A direção clínica pergunta sobre a leitura do exame e o histórico do paciente. O que responde é a visualização no navegador e o prontuário cronológico.

O jurídico pergunta sobre dado sensível, base legal, local dos servidores e devolução dos dados. O que responde são os perfis de acesso, a trilha de auditoria, a criptografia e as cláusulas de contrato.

A administração pergunta sobre custo, prazo de implantação e efeito na recepção. O que responde é o cronograma de migração e o portal do paciente.

Quando as três perguntas chegam juntas na mesma reunião, sem preparo, a decisão costuma adiar. Separadas e respondidas com evidência, a contratação avança no tempo de um processo comum.

O que desenvolvemos para serviços de saúde

A solução de Gestão de Exames de Imagem cobre o ciclo completo: arquivamento em DICOM com guarda de longo prazo, conversão para leitura no navegador, prontuário cronológico por paciente, laudo em PDF vinculado ao exame, portal do paciente com aviso de resultado, perfis de acesso com trilha de auditoria, criptografia em trânsito e em repouso com servidores no Brasil, e relatórios por período exportáveis em CSV e PDF.

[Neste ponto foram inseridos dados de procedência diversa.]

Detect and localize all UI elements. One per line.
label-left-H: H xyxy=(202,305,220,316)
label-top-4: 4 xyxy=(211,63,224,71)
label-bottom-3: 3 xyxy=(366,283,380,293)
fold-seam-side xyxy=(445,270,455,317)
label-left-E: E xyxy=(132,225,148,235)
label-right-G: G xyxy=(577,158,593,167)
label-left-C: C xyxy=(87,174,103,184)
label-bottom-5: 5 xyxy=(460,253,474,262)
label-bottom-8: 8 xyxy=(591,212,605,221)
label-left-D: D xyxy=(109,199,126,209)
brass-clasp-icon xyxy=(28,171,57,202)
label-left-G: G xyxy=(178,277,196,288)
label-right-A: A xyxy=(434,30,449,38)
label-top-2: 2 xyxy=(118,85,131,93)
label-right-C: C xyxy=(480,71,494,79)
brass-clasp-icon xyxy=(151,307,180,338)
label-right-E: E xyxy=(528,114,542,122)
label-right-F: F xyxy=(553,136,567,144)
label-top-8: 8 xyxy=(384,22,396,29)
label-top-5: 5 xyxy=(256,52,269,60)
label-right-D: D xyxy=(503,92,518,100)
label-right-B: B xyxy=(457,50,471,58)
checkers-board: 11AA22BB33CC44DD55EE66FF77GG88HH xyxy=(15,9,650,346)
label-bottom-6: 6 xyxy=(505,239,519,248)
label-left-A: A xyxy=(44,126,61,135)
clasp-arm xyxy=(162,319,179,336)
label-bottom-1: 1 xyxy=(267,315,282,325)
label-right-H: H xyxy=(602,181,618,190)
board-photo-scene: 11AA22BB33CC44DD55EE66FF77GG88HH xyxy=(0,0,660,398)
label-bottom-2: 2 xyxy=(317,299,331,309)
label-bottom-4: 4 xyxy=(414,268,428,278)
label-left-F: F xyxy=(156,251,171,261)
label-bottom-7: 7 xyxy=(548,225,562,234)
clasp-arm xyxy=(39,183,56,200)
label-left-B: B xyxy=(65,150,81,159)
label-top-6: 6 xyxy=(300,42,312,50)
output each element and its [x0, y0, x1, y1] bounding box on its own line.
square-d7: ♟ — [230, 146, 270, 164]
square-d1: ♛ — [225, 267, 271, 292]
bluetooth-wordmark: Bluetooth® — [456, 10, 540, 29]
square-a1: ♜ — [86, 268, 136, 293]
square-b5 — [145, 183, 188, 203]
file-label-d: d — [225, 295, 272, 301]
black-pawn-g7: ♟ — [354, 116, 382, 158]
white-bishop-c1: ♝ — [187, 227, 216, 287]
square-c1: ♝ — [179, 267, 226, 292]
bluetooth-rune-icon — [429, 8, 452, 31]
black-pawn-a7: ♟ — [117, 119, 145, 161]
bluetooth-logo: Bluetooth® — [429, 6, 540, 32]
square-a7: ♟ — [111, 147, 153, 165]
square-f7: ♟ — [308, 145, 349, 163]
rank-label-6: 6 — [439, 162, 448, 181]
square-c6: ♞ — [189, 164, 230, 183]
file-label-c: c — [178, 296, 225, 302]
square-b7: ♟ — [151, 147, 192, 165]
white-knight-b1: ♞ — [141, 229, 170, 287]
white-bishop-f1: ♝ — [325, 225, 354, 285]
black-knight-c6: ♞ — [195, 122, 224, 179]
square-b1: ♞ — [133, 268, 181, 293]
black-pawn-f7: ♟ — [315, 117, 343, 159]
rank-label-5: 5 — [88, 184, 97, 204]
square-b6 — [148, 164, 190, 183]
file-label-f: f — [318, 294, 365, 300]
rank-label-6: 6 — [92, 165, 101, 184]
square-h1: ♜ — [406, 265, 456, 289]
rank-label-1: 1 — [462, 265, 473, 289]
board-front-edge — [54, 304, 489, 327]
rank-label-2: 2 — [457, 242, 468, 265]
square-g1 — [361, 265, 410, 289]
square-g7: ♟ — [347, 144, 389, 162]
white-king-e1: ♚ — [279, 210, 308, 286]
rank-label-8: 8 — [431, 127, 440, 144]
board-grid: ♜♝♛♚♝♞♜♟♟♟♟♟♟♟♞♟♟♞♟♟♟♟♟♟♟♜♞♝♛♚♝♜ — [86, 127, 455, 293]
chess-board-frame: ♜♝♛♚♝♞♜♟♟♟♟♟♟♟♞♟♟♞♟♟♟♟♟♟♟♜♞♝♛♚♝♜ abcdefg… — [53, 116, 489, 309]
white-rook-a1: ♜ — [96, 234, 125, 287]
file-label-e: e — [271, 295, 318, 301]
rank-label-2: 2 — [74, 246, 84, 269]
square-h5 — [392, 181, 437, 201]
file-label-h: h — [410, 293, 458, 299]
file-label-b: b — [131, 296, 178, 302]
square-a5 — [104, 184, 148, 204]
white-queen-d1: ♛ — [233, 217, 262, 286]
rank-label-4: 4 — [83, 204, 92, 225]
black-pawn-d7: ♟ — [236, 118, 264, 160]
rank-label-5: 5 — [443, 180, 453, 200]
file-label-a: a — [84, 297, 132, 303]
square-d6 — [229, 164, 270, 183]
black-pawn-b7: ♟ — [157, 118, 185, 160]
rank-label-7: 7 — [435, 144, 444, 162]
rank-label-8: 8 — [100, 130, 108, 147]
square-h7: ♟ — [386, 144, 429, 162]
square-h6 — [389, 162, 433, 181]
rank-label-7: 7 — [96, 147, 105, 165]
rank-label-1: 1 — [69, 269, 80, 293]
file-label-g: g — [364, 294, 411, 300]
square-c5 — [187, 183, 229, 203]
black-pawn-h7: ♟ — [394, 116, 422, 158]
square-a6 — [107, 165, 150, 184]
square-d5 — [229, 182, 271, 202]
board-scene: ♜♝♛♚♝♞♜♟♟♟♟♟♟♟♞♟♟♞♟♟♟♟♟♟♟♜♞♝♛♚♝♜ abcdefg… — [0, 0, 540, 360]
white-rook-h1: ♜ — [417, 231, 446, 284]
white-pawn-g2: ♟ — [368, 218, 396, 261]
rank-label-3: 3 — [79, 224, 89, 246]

Serviços de saúde que também precisam organizar escala, avaliação e desenvolvimento das equipes assistenciais usam a Gestão de Equipes no mesmo contrato.

Para ver o sistema aplicado ao volume e à rotina do seu serviço, entre em contato.

Dúvidas frequentes

Perguntas sobre este assunto

Qual a diferença entre prontuário eletrônico e sistema de gestão de exames?

O prontuário reúne o histórico clínico do paciente. O sistema de gestão de exames cuida do ciclo do exame de imagem: arquivamento do arquivo DICOM, conversão para leitura em tela, laudo vinculado e entrega ao paciente. Muitos serviços operam os dois, com o exame alimentando o prontuário.

Por quanto tempo o hospital precisa guardar imagem e prontuário?

A Resolução CFM nº 1.821/2007 fixa o prazo mínimo de guarda e a Lei nº 13.787/2018 disciplina a guarda em meio digital. O ponto prático é que o prazo é longo e a guarda precisa ser íntegra e recuperável durante todo ele, o que muda o tipo de armazenamento que o sistema exige.

O paciente pode acessar o próprio exame pela internet?

Pode, e é o que reduz a fila da recepção. O acesso se faz com login próprio do paciente, restrito aos exames dele, com registro de cada consulta. O arquivo técnico em DICOM não precisa ser exposto no portal: o paciente consulta a imagem em formato de leitura e o laudo em PDF.

O que a LGPD muda para uma clínica de diagnóstico?

Dado de saúde é dado pessoal sensível pelo Art. 11 da LGPD. Na prática isso exige base legal declarada para o tratamento, perfis de acesso que separem recepção, corpo clínico e equipe técnica, registro de quem consultou cada exame, criptografia em trânsito e em repouso, e prazo de guarda documentado.